In the face of such unimaginable loss, he became a voice for Canadian families, sharing their stories in his newspaper articles, bringing a human side to the savagery of war. So moved by stories of loss, Clark enlisted. He would go on to provide a first-hand account of the Battle of Vimy Ridge and the experiences of the men he fought alongside.

 Clark described the carnage of the first wave as they ran into a storm of bullets “Before us was the edge of hell” he said “Distorted silhouettes of advancing men against a wall of smoke and fire.” Men took cover in craters left by artillery explosions. Others huddled together amidst the cries of their fallen brothers.

 By April 12th, the the ridge was in Canadian hands but the cost was immense. 3,500 of their men had died with many more wounded. On the German side the figures were twice as high. The firepower unleashed onto Vimy Ridge over the Easter weekend of 1917 was greater than the whole of the Battle of the Somme combined. 

Canada, as a nation, was only 50 years old at that time and regarded as little more than an extension of the British Empire. Now her reputation as a fighting force was indelibly written into history. 25 years later in WW2, The Royal Regiment of Canada would spearhead the attack at Dieppe, then on D-Daythe Queens Own Rifles of Canada would storm Juno Beach in Normandy. Gregory Clark, now too old for active service, was there as a war correspondent alongside his countryman in battle.

Throughout that Easter conflict in 1917, Vimy Ridge trembled and the sky darkened with the smoke of artillery fire.
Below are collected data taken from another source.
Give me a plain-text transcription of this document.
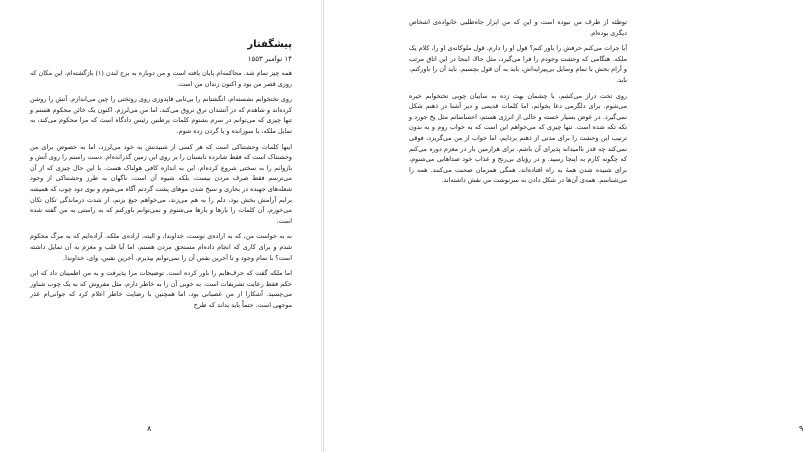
پیشگفتار
۱۴ نوامبر ۱۵۵۳

همه چیز تمام شد. محاکمه‌ام پایان یافته است و من دوباره به برج لندن (۱) بازگشته‌ام، این مکان که روزی قصر من بود و اکنون زندان من است.

روی تختخوابم نشسته‌ام، انگشتانم را بی‌تابی قاپدوزی روی روتختی را چین می‌اندازم. آتش را روشن کرده‌اند و شاهدم که در آتشدان ترق تروق می‌کند، اما من می‌لرزم. اکنون یک خائن محکوم هستم و تنها چیزی که می‌توانم در سرم بشنوم کلمات پرطنین رئیس دادگاه است که مرا محکوم می‌کند، به تمایل ملکه، با سوزانده و یا گردن زده شوم.

اینها کلمات وحشتناکی است که هر کسی از شنیدنش به خود می‌لرزد، اما به خصوص برای من وحشتناک است که فقط شانزده تابستان را بر روی این زمین گذرانده‌ام. دست راستم را روی آتش و بازوانم را به سختی شروع کرده‌ام. این به اندازه کافی هولناک هست. با این حال چیزی که از آن می‌ترسم فقط صرف مردن نیست، بلکه شیوه آن است، ناگهان به طرز وحشتناکی از وجود شعله‌های جهنده در بخاری و سیخ شدن موهای پشت گردنم آگاه می‌شوم و بوی دود چوب که همیشه برایم آرامش بخش بود، دلم را به هم می‌زند، می‌خواهم جیغ بزنم، از شدت درماندگی تکان تکان می‌خورم، آن کلمات را بارها و بارها می‌شنوم و نمی‌توانم باورکنم که به راستی به من گفته شده است.

نه به خواست من، که به اراده‌ی توست، خداوندا، و البته، اراده‌ی ملکه. آزاده‌ایم که به مرگ محکوم شدم و برای کاری که انجام داده‌ام مستحق مردن هستم، اما آیا قلب و مغزم به آن تمایل داشته است؟ با تمام وجود و تا آخرین نفس آن را نمی‌توانم بپذیرم. آخرین نفس، وای، خداوندا.

اما ملکه گفت که حرف‌هایم را باور کرده است. توضیحات مرا پذیرفت و به من اطمینان داد که این حکم فقط رعایت تشریفات است. به خوبی آن را به خاطر دارم، مثل مفروش که به یک چوب شناور می‌چسبد. آشکارا از من عصبانی بود، اما همچنین با رضایت خاطر اعلام کرد که جوانی‌ام عذر موجهی است. حتماً باید بداند که طرح

۸

توطئه از طرف من نبوده است و این که من ابزار جاه‌طلبی خانواده‌ی اشخاص دیگری بوده‌ام.

آیا جرات می‌کنم حرفش را باور کنم؟ قول او را دارم، قول ملوکانه‌ی او را، کلام یک ملکه. هنگامی که وحشت وجودم را فرا می‌گیرد، مثل حالا، اینجا در این اتاق مرتب و آرام بخش با تمام وسایل بی‌پیرایه‌اش، باید به آن قول بچسبم. باید آن را باورکنم، باید.

روی تخت دراز می‌کشم، با چشمان بهت زده به سایبان چوبی تختخوابم خیره می‌شوم. برای دلگرمی دعا بخوانم، اما کلمات قدیمی و دیر آشنا در ذهنم شکل نمی‌گیرد. در عوض بسیار خسته و خالی از انرژی هستم، احساساتم مثل یخ جورد و تکه تکه شده است. تنها چیزی که می‌خواهم این است که به خواب روم و به بدون ترتیب این وحشت را برای مدتی از ذهنم بزدایم، اما خواب از من می‌گریزد، فوقی نمی‌کند چه قدر ناامیدانه پذیرای آن باشم. برای هزارمین بار در مغزم دوره می‌کنم که چگونه کارم به اینجا رسید. و در رؤیای بی‌رنج و عذاب خود صداهایی می‌شنوم، برای شنیده شدن همهٔ به راه افتاده‌اند، همگی همزمان صحبت می‌کنند. همه را می‌شناسم. همه‌ی آن‌ها در شکل دادن به سرنوشت من نقش داشته‌اند.

۹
The history is preserved through the eyewitness accounts of men who were there and lived through the unimaginable terror. First-hand accounts also exist of another Easter battle 2,000 years ago on a highpoint known as Golgotha. An ancient Aramaic word that broadly translates into English as Skull Hill. It served as both an execution site and a rubbish dump. It was here that a street preacher and miracle worker was put to death.

Days earlier, adoring crowds had cried “Saviour!” as this hero of the ordinary entered Jerusalem through the old Eastgate. By the end of the working week, many of them would be shouting “Kill him!” as he was sentenced to die by crucifixion. Like Vimy Ridge, reports say the sky turned black and the earth shook at Golgotha. A spiritual battle as the son of God spanned time and eternity and died for the sin of the world.

As Easter approaches each year, Canadians gather at the towering white memorial that stands upon Vimy Ridge, its two pillars reaching to Heaven like hands in prayer. It commemorates their nation’s heroic victory on a battlefield far from home. They come to honour the memory of young men who gave their lives in the cause of freedom.

The designer of the majestic monument had a dream of dead soldiers rising to come to the aid of the living. Captain William Longstaff captured it in his painting ‘The Ghosts of Vimy Ridge’ When I saw it for the first time, it spoke to me of the Easter story recorded in the pages of the Bible. A story of selfless sacrifice but also of new life and victory. The New Testament Gospel writers provide us with eyewitness accounts of the resurrection of Jesus following his death three days earlier over that first Easter weekend.

Vimy Ridge is preserved not just as a battlefield, but as hallowed ground. Trenches have been reclaimed by nature and echoes of gunfire replaced by the whisper of the wind. But the memories remain. And so we stand in the shadow of these two Easter battles that were fought and won on the hills of Vimy and Golgotha. The sacrifice at Easter 1917 shaped the soul of a nation. The sacrifice and resurrection of Jesus opened up the access route to God for us all.